Try replacing cooldown <= 0f) with cooldown < 0f || Mathf.Approximately(cooldown, 0f)). The problem here is that floating-point numbers are inaccurate. 0.1f literally does not exist, for instance. You can read more about the reasons here, for instance: Why 0.1 Does Not Exist In Floating-Point (Exploring Binary).

That being said, if you check for equality, you need to check against a small range, a so-called tolerance or epsilon instead. Unfortunately, Mathf.Approximately (Unity Scripting API) has a very narrow tolerance, so you might need to write your own tolerance check. You can find one here, for instance: Mathf.Approximately does not work (Stackoverflow). I myself recommend Extension Methods (C# Programming Guide) for your own utility class.

I don’t think the issue here is a malformed equality test, the conditions look sound and safe to me. The approx() clause does not add safety to the evaluation at all, but potentially adds the possibility of a second execution of the innermost code in some cases:

  • Without approx, even if Zero equality fails, it won’t on the next Iteration; there is no possible path where this can lead to unexpected behaviour. The outer guard checks for > 0, and even if the decrement evaluates to exactly Zero, it would be caught by the second guard.
  • When you add the “OR Approx(…)” clause, that would also allow small values greater than Zero to pass, allowing a second subsequent execution of the innermost branch in the next iteration. Granted, that’s not catastrophic here, but adding the approx clause makes the code worse, with the potential of intermittend unexpected behaviour.

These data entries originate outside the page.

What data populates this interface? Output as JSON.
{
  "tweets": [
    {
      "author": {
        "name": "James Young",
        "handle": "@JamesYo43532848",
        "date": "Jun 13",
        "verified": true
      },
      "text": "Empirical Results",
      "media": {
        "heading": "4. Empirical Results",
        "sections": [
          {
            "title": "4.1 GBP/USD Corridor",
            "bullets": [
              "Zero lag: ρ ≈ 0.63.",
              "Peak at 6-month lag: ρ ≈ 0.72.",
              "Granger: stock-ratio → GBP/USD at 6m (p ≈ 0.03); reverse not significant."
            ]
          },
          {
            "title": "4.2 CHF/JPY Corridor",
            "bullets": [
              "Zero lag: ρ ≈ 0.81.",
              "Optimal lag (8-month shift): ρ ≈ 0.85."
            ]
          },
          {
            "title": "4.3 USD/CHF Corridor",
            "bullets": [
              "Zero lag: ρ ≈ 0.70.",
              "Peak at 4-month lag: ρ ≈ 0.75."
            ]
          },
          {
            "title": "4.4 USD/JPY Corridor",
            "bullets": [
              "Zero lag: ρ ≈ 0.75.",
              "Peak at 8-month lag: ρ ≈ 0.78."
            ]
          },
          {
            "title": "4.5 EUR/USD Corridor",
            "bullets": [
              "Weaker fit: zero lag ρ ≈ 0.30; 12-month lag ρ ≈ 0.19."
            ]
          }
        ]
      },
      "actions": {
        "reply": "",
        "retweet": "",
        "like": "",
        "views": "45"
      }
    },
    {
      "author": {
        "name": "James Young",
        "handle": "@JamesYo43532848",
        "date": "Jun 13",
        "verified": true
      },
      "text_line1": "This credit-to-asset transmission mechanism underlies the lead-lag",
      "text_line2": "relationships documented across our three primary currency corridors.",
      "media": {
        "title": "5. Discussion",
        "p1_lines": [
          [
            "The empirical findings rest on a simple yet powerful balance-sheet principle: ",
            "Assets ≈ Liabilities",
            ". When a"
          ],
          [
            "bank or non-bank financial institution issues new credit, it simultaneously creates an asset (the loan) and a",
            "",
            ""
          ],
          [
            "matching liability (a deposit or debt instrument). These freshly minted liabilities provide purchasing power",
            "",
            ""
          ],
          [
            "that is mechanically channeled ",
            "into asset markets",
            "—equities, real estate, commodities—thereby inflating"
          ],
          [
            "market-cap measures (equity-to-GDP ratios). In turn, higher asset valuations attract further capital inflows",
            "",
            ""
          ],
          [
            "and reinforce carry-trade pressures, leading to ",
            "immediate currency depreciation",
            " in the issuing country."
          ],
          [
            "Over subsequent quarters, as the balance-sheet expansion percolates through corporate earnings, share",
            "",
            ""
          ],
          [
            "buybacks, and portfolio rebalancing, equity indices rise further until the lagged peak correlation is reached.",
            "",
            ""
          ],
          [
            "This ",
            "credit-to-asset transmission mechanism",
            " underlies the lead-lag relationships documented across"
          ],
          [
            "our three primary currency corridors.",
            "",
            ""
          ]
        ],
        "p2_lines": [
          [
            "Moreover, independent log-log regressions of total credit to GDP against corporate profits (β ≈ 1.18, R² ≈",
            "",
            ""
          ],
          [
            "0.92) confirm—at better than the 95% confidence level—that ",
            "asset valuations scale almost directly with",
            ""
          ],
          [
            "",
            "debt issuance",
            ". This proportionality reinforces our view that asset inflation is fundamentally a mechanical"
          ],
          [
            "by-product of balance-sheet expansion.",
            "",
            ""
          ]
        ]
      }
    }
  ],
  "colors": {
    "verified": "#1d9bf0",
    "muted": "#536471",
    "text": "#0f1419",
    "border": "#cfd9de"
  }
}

You’re exactly right. Soon after I posted that, I went back and looked through the code again and saw that’s what was going on. Unfortunately there was no way for me to delete the post after I realized that, all I could do was edit and say please disregard, but you probably saw it before I edited.

I imagined that people wouldn’t want to read through a ton of code to help diagnose an issue in a small subroutine and that posting a wall of code would guarantee that no one would respond, but if that’s where the real issue lies then there’s no way around it. Many thanks for looking over it.